Stress polygons plotted for the four faults. Three triangles NF, SS, and RF represent the normal, strike-slip and reverse faulting regimes, respectively. The blue solid lines represent the current stress field and pore pressure. Black dashed lines represent the stress field in critical pore pressure obtained by 3D Mohr diagrams. Circle and diamond shaped points represent the NISOC and Seyed Sajadi and Aghighi (2015) equations for obtaining elastic moduli used for estimating the horizontal stresses magnitudes

As Fig. 13 shows, all the faults are inactive at the present stress state, and the estimated horizontal stresses fall within the normal faulting triangle (triangle with solid lines). By increasing pore pressure to its critical value, horizontal stresses will be positioned on the left edge of the smaller triangle (triangle with dashed lines) showing the risk of reactivation. The NISOC equation (Eq. 3) shows a very close agreement to the Seyed Sajadi and Aghighi (2015) equation (Eq. 5), which confirms their validity for estimating elastic moduli in the reservoir.

8 Conclusions

Gachsaran oilfield, which is one of the most productive fields in Iran, requires primary EOR techniques such as gas injection to increase the amount of crude oil extraction. Reactivation of pre-existing faults is one of the major risks related to the use of such methods in reservoirs that can result in severe damage to the wellbores and other infrastructure. In this paper, the reactivation tendency of four faults in the Asmari reservoir in the field was analyzed using two analytical methods of 3D Mohr diagrams and slip tendency parameters. For this purpose, by using the equation derived in the NISOC laboratory, static elastic moduli were calculated to estimate the current stress regime of the field, and then the accuracy of the results was examined by the Seyed Sajadi and Aghighi (2015) equation. Results demonstrated that both equations are in accordance with each other.
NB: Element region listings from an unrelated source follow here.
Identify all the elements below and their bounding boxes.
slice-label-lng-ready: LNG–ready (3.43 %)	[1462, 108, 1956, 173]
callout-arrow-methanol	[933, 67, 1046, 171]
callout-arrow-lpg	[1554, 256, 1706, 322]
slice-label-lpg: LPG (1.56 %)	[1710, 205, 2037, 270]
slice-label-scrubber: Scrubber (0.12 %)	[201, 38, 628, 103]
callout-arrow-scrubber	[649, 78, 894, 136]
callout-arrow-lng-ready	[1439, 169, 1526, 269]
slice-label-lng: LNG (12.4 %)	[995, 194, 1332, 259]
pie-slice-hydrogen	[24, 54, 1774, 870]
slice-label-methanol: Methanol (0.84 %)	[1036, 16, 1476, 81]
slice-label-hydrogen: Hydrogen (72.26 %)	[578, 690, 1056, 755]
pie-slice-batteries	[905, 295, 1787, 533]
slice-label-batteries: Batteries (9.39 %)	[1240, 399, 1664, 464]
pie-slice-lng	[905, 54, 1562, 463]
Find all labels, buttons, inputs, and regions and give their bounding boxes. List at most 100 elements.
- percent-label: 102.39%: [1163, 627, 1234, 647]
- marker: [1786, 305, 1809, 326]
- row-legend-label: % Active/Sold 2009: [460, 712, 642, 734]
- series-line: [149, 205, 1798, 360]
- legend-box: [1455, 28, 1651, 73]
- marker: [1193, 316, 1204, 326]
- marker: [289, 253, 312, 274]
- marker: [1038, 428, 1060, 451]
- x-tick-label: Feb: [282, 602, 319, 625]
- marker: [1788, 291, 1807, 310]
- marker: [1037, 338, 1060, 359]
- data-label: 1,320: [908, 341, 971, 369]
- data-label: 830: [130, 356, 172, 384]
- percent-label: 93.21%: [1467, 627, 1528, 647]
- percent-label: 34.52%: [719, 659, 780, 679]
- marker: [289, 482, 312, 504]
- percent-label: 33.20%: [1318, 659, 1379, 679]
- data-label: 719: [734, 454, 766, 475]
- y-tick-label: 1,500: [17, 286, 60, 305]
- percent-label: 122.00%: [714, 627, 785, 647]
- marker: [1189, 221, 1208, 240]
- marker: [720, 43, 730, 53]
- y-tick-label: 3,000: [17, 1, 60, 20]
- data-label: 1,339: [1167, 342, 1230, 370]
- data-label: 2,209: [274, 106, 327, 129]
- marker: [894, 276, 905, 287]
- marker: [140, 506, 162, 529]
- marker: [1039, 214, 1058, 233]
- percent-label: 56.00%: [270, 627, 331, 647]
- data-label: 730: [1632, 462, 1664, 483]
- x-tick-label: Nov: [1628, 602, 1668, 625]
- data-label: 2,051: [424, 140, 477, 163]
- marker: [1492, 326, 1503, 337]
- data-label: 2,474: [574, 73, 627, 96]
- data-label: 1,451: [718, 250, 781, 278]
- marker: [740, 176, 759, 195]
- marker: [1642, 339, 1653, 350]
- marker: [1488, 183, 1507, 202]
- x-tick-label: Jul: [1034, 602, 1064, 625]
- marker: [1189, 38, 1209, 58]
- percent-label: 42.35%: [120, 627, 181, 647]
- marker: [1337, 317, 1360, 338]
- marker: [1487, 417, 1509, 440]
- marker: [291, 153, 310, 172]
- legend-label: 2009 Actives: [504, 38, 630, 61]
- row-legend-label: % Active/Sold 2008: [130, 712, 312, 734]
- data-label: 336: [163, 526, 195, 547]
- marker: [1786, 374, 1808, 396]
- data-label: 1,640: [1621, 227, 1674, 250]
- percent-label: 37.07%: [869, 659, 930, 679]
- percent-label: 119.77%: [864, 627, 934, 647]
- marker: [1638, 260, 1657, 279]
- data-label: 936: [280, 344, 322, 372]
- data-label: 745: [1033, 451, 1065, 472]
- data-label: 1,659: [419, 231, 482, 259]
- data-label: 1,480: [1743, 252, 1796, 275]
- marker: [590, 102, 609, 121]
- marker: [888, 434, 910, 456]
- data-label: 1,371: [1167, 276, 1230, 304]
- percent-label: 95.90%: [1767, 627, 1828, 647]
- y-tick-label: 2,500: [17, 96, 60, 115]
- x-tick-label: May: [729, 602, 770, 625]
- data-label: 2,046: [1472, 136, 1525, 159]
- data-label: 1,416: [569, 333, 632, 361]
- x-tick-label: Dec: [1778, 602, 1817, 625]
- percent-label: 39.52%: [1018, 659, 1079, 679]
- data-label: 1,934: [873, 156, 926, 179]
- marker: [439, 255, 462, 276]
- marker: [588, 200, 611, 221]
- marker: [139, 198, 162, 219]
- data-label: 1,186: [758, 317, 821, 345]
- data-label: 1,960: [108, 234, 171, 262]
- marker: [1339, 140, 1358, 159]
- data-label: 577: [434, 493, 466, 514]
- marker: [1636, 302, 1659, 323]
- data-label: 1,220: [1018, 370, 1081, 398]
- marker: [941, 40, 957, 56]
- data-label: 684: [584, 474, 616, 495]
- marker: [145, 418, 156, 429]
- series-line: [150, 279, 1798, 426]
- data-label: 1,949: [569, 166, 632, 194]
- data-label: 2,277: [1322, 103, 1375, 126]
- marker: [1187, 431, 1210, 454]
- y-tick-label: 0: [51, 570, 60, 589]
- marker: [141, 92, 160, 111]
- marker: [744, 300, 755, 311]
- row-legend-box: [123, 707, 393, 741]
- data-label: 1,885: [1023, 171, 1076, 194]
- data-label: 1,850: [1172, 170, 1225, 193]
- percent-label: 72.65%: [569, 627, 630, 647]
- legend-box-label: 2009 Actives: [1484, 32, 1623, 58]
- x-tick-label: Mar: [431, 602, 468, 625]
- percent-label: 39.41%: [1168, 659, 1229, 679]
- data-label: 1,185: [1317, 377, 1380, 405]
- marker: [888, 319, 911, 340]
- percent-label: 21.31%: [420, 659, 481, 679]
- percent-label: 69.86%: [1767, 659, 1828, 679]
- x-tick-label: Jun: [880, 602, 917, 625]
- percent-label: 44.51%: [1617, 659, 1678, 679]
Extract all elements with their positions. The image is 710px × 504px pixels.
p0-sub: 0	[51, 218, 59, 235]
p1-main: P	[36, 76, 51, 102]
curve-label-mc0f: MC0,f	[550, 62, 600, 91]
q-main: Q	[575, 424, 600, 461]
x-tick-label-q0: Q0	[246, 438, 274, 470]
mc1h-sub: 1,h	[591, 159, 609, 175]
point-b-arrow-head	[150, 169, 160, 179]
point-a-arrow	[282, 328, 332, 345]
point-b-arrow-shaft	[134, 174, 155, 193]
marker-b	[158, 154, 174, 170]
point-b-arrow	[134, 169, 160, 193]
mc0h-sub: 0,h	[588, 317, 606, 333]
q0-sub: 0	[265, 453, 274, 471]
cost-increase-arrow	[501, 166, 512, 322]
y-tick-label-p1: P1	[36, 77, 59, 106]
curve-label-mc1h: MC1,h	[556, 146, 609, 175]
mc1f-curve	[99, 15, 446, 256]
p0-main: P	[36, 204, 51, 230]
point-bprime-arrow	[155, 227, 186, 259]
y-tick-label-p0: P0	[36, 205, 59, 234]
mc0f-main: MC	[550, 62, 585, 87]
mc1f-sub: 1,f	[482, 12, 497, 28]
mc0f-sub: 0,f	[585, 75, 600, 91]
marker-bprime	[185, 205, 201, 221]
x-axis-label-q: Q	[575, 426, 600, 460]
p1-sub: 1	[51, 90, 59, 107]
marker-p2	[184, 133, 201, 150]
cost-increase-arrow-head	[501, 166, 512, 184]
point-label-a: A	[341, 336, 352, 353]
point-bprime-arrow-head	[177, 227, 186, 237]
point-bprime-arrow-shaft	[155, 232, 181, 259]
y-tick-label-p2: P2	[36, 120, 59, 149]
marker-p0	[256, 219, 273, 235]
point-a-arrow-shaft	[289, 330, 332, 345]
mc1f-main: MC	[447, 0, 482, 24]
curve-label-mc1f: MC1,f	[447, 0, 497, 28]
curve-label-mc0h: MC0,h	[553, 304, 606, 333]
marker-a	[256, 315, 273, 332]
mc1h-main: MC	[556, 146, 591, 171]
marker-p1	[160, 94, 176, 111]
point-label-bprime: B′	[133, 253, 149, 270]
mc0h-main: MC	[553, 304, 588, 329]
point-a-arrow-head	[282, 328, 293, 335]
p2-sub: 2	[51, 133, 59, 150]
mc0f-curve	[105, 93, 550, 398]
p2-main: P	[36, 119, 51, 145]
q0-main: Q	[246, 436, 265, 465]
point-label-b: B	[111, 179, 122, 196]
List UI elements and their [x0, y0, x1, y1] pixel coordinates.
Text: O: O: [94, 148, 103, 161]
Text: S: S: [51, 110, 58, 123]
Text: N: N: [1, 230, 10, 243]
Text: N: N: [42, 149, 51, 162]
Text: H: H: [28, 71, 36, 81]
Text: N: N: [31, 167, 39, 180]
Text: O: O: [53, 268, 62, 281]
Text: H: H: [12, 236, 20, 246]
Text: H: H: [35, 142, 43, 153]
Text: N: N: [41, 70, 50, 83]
After that, 3D Mohr diagrams of the faults were plotted, which showed that all faults are stable in today’s stress field and pore pressure. In order to evaluate the results of the 3D Mohr diagrams, the slip tendency factor was also calculated, and then the critical pore pressure of the faults due to gas injection was estimated. Results of all three methods of 3D Mohr diagrams, slip tendency and modified slip tendency, confirmed that F2 is the most stable fault in the field, and it can sustain a maximum pore pressure of 55–57 MPa. In the field F1, F3, and F4 have strikes sub-parallel to the σHmax orientation, but only the dip of F3 is appropriate for reactivation. These results show that F3 is more prone to reactivation (Ppmax = 38.8 MPa). According to the results, the best location for an injection well in EOR and geosequestration activities will be the NW side of F2. Since the slip tendency factor can estimate the critical pore pressure with a good precision and without knowing the stress orientation, it will be more cost-effective in such studies, because of costliness and difficult interpretation of image logs.